Lapidato per aver “fermato” il Frecciarossa nel tentativo, riuscito, di non far mancare lo Stato a Caivano, terra martoriata dalla camorra.
Roma – Difendere il ministro Francesco Lollobrigida, che per carità è capace da solo, è impresa ardua, se non altro perché l’uomo sta alla cognata Meloni come il principe Filippo stava alla regina Elisabetta, entrambi produttori seriali di gaffe da bollino rosso.
Da quando è ministro dell’Agricoltura, intanto ha “gaffizzato” il nome del dicastero con l’aggiunta di “sovranità alimentare”, locuzione vacua che però profuma di autarchia e di Ventennio; poi ha proseguito con la “sostituzione etnica” provocata dagli immigrati, infine si è dedicato ai poveri che, a suo dire, mangerebbero meglio dei ricchi. L’altro ieri, secondo quanto riferito da “Il Fatto quotidiano” – ricostruzione che non è stata smentita dall’interessato – e soprattutto rilanciato da un’opposizione scatenata spintasi fino a reclamarne le dimissioni, il povero Lollobrigida ne avrebbe combinata un’altra delle sue.
I fatti: atteso a Caivano, comune del Napoletano assurto ai disonori delle cronache per il controllo ferreo lì imposto dai clan della camorra, dove il ministro è chiamato a inaugurare il nuovo parco cittadino, simbolo di riscatto e di recuperata legalità, Lollobrigida sale a Roma su un Frecciarossa finito nella tempesta perfetta che, tra guasti e disguidi, ha paralizzato la circolazione ferroviaria italiana l’altro ieri. Il ritardo accumulato è di oltre cento minuti, arrivare a Caivano impossibile. Che fare? Lollobrigida chiede e ottiene di scendere a Ciampino, fermata non prevista, per proseguire con l’auto blu verso la sua destinazione.
Apriti cielo! Un’opposizione insolitamente unita, s’è accodato anche Renzi – campo larghissimo dunque, quello che non vedremo mai alle elezioni – ha sottoposto ieri Lollobrigida ad un feroce linciaggio politico a colpi di “arroganza della casta”, “comportamento indegno”, “dimissioni” e minacce di interrogazioni parlamentari. Un’ordalia di accuse che avrebbe avuto un senso se il ministro avesse preteso uno stop non previsto per attendere a qualche suo affare privato, come il presenziare al matrimonio di un amico o guardarsi la partita dalla tribuna vip dell’Olimpico.

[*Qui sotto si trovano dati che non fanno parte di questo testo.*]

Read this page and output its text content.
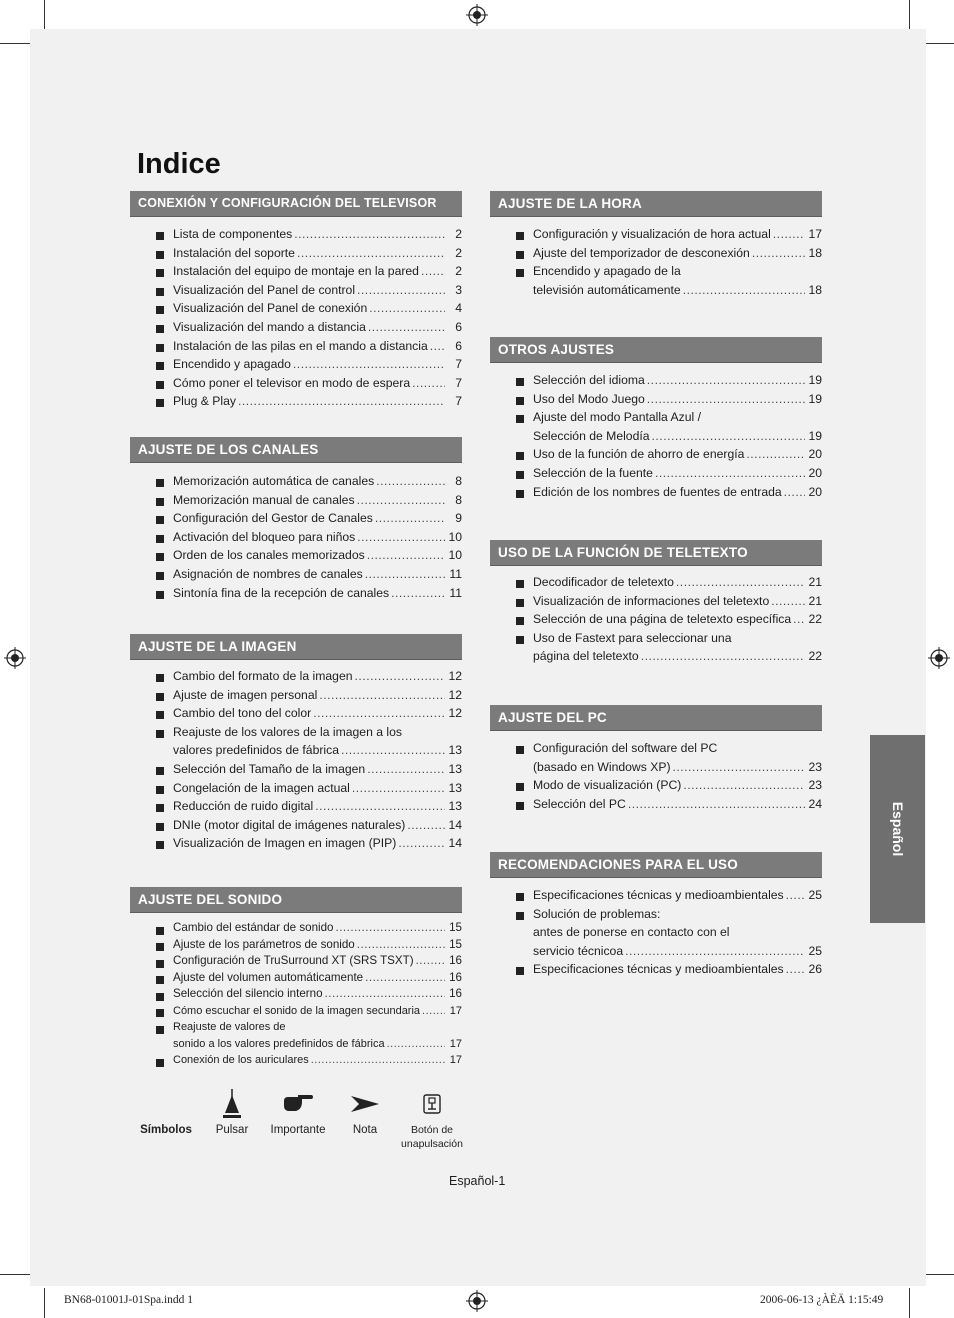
Indice
CONEXIÓN Y CONFIGURACIÓN DEL TELEVISOR
Lista de componentes .....	2
Instalación del soporte .....	2
Instalación del equipo de montaje en la pared .....	2
Visualización del Panel de control .....	3
Visualización del Panel de conexión .....	4
Visualización del mando a distancia .....	6
Instalación de las pilas en el mando a distancia .....	6
Encendido y apagado .....	7
Cómo poner el televisor en modo de espera .....	7
Plug & Play .....	7
AJUSTE DE LOS CANALES
Memorización automática de canales .....	8
Memorización manual de canales .....	8
Configuración del Gestor de Canales .....	9
Activación del bloqueo para niños .....	10
Orden de los canales memorizados .....	10
Asignación de nombres de canales .....	11
Sintonía fina de la recepción de canales .....	11
AJUSTE DE LA IMAGEN
Cambio del formato de la imagen .....	12
Ajuste de imagen personal .....	12
Cambio del tono del color .....	12
Reajuste de los valores de la imagen a los
valores predefinidos de fábrica .....	13
Selección del Tamaño de la imagen .....	13
Congelación de la imagen actual .....	13
Reducción de ruido digital .....	13
DNIe (motor digital de imágenes naturales) .....	14
Visualización de Imagen en imagen (PIP) .....	14
AJUSTE DEL SONIDO
Cambio del estándar de sonido .....	15
Ajuste de los parámetros de sonido .....	15
Configuración de TruSurround XT (SRS TSXT) .....	16
Ajuste del volumen automáticamente .....	16
Selección del silencio interno .....	16
Cómo escuchar el sonido de la imagen secundaria .....	17
Reajuste de valores de
sonido a los valores predefinidos de fábrica .....	17
Conexión de los auriculares .....	17
AJUSTE DE LA HORA
Configuración y visualización de hora actual .....	17
Ajuste del temporizador de desconexión .....	18
Encendido y apagado de la
televisión automáticamente .....	18
OTROS AJUSTES
Selección del idioma .....	19
Uso del Modo Juego .....	19
Ajuste del modo Pantalla Azul /
Selección de Melodía .....	19
Uso de la función de ahorro de energía .....	20
Selección de la fuente .....	20
Edición de los nombres de fuentes de entrada ..... 20
USO DE LA FUNCIÓN DE TELETEXTO
Decodificador de teletexto .....	21
Visualización de informaciones del teletexto .....	21
Selección de una página de teletexto específica ..... 22
Uso de Fastext para seleccionar una
página del teletexto .....	22
AJUSTE DEL PC
Configuración del software del PC
(basado en Windows XP) .....	23
Modo de visualización (PC) .....	23
Selección del PC .....	24
RECOMENDACIONES PARA EL USO
Especificaciones técnicas y medioambientales ..... 25
Solución de problemas:
antes de ponerse en contacto con el
servicio técnicoa .....	25
Especificaciones técnicas y medioambientales ..... 26
Símbolos	Pulsar	Importante	Nota	Botón de
unapulsación
Español
Español-1
BN68-01001J-01Spa.indd 1	2006-06-13 ¿ÀÈÄ 1:15:49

Allora sì che ci saremmo trovati di fronte al più classico e odioso degli abusi di potere. Non l’altro ieri. Lollobrigida ha forzato la mano per evitare che i bambini di Caivano, in ordinata attesa sotto l’acqua, e con loro le istituzioni, si trovassero una volta ancora al cospetto di uno Stato latitante, come troppe volte è accaduto in questi ultimi decenni. E che qualche capobastone camorrista locale potesse dedurre con soddisfazione che l’intransigenza delle istituzioni romane si fosse già squagliata come neve al sole. L’assenza di Lollobrigida, quella sì che sarebbe stata un’imperdonabile gaffe istituzionale.